Currently, Lambin et al. 129 from Holland proposed the concept of radiomics that do not rely on bronchoscopy. He attempted to capture intra-tumoral spatial and temporal heterogeneity through non-invasive imaging method, which might be related to genomic and proteomics patterns. Many scholars have made contributions to the application of radiomics in the diagnosis of pulmonary nodules. Dhara et al. 130 identified benign and malignant nodules of 891 patients by quantifying the imaging characteristics, with an accuracy of 95.05%. Chen et al. 131 extracted 76 features that were statistically significant in identifying the diagnosis from 750 imaging features and precisely predicted 84% of pulmonary nodules. Wu et al. 132 and Zhu et al. 133 set up the radiomic trait for histologic subtype classification, and the AUC can reach 0.893 in the validation cohort. 133 In addition, a recent review described a clear correlation between radiomics and genomics, and established radiogenomics to identify the molecular biological basis of imaging phenotypes. 134 At present, the radiomics technology is still in the stage of being further verified and improved.
Limitations
This review mainly discusses the current blue map of diagnostic techniques for PPLs.

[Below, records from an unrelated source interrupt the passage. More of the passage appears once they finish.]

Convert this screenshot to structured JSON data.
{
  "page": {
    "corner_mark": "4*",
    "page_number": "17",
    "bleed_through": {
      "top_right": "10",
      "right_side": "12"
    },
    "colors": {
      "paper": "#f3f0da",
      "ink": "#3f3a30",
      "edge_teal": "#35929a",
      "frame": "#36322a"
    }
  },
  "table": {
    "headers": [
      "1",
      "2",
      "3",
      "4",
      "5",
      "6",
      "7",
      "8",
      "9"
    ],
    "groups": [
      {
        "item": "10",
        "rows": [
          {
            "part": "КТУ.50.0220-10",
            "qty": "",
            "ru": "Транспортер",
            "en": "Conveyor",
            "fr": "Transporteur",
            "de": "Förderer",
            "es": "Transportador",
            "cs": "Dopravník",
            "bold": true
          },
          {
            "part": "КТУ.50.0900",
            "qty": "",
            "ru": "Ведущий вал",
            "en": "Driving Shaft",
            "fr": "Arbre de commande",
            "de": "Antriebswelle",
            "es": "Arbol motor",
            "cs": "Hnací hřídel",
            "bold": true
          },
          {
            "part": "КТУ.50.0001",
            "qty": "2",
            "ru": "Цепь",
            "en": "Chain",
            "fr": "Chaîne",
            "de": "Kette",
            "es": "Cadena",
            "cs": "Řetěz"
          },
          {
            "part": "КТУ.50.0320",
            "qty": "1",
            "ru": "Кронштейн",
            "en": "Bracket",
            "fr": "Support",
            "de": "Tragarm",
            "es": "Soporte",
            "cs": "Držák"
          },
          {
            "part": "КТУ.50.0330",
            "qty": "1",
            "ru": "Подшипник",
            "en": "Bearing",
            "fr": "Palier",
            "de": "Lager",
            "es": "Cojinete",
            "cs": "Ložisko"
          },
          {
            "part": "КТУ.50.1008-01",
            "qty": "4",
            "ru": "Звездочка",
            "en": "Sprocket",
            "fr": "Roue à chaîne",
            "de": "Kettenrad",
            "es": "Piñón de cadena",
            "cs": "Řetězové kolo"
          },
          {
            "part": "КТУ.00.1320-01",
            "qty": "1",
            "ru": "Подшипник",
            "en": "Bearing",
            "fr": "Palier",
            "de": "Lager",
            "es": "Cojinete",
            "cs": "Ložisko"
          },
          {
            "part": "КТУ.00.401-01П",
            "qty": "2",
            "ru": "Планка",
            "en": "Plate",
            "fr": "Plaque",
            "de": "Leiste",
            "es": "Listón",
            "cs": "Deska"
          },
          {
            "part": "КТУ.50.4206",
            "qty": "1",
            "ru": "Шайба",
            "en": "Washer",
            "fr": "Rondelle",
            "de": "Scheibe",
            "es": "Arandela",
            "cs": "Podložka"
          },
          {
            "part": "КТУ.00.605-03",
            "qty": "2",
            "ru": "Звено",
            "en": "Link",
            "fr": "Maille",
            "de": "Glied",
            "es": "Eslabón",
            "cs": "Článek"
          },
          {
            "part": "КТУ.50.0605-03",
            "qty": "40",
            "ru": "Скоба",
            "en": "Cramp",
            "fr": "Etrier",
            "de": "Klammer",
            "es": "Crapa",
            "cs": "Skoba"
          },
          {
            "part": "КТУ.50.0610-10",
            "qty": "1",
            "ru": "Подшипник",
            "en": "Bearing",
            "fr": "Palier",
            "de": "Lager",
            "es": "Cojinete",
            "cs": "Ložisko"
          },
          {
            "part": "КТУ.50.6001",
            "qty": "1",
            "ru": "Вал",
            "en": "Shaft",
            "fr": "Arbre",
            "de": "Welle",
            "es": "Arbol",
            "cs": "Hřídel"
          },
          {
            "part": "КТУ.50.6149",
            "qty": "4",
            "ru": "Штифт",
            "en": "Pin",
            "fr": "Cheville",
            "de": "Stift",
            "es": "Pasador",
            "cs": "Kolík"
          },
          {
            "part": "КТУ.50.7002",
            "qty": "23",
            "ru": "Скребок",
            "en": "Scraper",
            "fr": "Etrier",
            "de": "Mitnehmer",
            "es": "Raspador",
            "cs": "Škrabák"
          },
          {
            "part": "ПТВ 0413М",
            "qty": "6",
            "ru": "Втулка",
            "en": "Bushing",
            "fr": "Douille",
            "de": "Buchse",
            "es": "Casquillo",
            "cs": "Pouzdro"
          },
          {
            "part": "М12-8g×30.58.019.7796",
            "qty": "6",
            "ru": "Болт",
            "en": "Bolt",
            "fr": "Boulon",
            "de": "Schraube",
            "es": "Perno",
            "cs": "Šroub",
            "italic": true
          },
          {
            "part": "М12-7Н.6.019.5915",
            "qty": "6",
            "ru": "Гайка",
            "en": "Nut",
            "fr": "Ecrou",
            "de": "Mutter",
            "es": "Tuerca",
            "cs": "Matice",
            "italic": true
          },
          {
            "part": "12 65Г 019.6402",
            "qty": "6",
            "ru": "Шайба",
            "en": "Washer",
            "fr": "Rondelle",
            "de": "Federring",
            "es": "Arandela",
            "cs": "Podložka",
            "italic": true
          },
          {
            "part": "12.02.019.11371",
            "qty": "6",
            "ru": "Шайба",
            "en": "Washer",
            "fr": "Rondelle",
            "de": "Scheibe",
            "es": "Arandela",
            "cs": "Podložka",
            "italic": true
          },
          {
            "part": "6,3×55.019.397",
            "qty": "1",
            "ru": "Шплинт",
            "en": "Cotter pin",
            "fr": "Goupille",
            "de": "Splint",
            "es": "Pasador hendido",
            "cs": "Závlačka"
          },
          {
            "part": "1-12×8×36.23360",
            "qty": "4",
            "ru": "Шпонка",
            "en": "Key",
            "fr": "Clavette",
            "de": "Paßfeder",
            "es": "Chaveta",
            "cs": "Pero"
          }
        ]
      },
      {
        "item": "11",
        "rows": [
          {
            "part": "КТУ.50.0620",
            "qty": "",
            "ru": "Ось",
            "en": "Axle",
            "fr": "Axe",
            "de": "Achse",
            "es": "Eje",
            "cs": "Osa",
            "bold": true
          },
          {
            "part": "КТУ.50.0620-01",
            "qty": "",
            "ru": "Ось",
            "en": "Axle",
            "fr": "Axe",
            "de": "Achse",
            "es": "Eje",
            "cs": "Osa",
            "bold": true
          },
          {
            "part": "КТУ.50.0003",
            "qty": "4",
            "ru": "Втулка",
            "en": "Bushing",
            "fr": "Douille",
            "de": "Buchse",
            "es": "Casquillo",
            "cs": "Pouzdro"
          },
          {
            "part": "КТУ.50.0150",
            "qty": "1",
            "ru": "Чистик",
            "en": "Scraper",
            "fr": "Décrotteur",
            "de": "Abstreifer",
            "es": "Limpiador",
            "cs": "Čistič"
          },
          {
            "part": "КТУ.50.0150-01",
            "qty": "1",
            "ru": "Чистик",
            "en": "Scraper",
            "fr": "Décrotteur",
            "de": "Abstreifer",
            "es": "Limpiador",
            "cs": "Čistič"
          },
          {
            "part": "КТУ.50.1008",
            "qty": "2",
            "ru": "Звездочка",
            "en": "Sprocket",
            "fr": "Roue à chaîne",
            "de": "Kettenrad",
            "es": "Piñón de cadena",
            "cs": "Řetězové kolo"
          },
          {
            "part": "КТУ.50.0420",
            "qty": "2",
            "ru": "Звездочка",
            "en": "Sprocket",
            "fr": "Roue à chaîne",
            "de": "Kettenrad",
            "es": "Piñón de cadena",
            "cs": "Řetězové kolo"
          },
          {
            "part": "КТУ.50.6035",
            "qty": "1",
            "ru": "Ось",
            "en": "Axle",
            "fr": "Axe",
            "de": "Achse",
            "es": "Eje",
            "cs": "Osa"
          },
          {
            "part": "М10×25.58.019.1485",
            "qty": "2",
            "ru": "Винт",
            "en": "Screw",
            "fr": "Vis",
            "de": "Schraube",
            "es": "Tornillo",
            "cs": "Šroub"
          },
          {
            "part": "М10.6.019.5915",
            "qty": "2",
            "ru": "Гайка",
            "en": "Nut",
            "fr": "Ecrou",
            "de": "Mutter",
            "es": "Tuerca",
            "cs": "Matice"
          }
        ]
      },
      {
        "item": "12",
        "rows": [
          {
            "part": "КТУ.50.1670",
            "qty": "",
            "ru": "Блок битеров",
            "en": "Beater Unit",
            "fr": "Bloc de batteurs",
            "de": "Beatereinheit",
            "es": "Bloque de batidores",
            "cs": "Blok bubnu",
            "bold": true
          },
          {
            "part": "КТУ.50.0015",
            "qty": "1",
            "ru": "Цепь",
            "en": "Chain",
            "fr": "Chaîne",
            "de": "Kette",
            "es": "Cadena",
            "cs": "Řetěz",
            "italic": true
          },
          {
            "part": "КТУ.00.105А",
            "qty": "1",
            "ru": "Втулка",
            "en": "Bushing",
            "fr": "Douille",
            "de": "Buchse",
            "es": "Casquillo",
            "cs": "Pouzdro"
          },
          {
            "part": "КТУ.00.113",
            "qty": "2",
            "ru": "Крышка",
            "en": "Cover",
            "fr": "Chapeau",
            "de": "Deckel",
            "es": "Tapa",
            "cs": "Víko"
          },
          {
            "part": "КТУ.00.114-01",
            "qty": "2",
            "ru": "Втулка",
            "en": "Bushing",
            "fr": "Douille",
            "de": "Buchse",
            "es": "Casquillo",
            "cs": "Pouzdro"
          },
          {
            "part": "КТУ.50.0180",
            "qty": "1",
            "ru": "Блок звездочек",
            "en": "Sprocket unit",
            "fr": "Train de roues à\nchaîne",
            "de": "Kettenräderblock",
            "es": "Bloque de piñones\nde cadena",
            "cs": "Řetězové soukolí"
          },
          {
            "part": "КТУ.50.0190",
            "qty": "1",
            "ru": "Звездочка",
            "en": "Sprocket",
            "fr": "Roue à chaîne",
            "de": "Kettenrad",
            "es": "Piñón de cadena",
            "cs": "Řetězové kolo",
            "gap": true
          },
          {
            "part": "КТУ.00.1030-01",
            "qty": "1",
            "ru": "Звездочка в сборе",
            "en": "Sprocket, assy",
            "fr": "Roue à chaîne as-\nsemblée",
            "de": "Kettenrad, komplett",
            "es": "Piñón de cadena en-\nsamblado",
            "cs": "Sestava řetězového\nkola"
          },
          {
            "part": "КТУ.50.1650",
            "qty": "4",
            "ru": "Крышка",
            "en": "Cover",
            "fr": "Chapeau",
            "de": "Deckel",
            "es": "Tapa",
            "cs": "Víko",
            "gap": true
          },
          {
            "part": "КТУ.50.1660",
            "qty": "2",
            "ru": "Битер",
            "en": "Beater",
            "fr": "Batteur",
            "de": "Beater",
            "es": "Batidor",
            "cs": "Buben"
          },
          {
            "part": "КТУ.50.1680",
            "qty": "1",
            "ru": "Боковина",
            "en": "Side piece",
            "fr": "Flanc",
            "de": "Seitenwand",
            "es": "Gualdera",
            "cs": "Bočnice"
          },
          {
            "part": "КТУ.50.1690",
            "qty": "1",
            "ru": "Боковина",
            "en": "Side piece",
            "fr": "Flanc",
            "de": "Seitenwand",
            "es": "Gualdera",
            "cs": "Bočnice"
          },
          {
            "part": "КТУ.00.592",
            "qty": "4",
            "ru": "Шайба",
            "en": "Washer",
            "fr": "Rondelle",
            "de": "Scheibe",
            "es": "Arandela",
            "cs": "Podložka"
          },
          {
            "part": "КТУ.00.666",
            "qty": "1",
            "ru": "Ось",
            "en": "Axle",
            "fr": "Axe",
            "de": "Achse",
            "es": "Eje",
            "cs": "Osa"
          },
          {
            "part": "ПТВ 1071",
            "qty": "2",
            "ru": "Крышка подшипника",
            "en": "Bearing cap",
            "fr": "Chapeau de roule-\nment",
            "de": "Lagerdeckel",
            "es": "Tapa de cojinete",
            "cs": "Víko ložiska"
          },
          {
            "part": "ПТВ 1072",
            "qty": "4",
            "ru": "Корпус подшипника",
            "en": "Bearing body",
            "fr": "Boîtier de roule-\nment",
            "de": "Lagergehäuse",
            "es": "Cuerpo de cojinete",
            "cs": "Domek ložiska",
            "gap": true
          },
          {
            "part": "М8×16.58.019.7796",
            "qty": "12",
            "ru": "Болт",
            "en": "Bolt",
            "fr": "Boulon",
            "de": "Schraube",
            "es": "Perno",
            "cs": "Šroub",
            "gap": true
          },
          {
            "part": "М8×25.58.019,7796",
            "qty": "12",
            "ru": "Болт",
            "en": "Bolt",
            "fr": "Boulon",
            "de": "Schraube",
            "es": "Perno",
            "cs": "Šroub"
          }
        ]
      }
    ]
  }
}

Although the relevant literatures have been read in detail, since emerging new technologies developed rapidly, it is possible that a few latest technologies are not fully covered in this review.
Conclusion
The innovation of advanced bronchoscopy techniques has vastly contributed to the diagnosis of PPLs, while their combination with fluoroscopy is still the key point to improve the diagnostic rate. In the future, additional efforts are in urgent need in the following aspects: (1) devise more precise navigation systems to accommodate respiratory motion; (2) visualization of the guidance-location-biopsy steps with minimum radiation exposure; (3) improve biopsy instruments, including TBNA needle; (4) employ minimally invasive and non-invasive technologies, and consider adopting artificial intelligence (AI) technology; (5) PPLs ablation right after diagnosis is also an important objective; and (6) carry out further studies to verify the value of emerging technologies such as BTPNA and robotic bronchoscopy. With unmet clinical needs in the diagnosis of PPLs, we as interventional pulmonary physicians should keep on learning and devising new techniques, and inheriting and utilizing old methods. Clinical practitioners, researchers, and industry should work together to improve the long-term survival of lung cancer.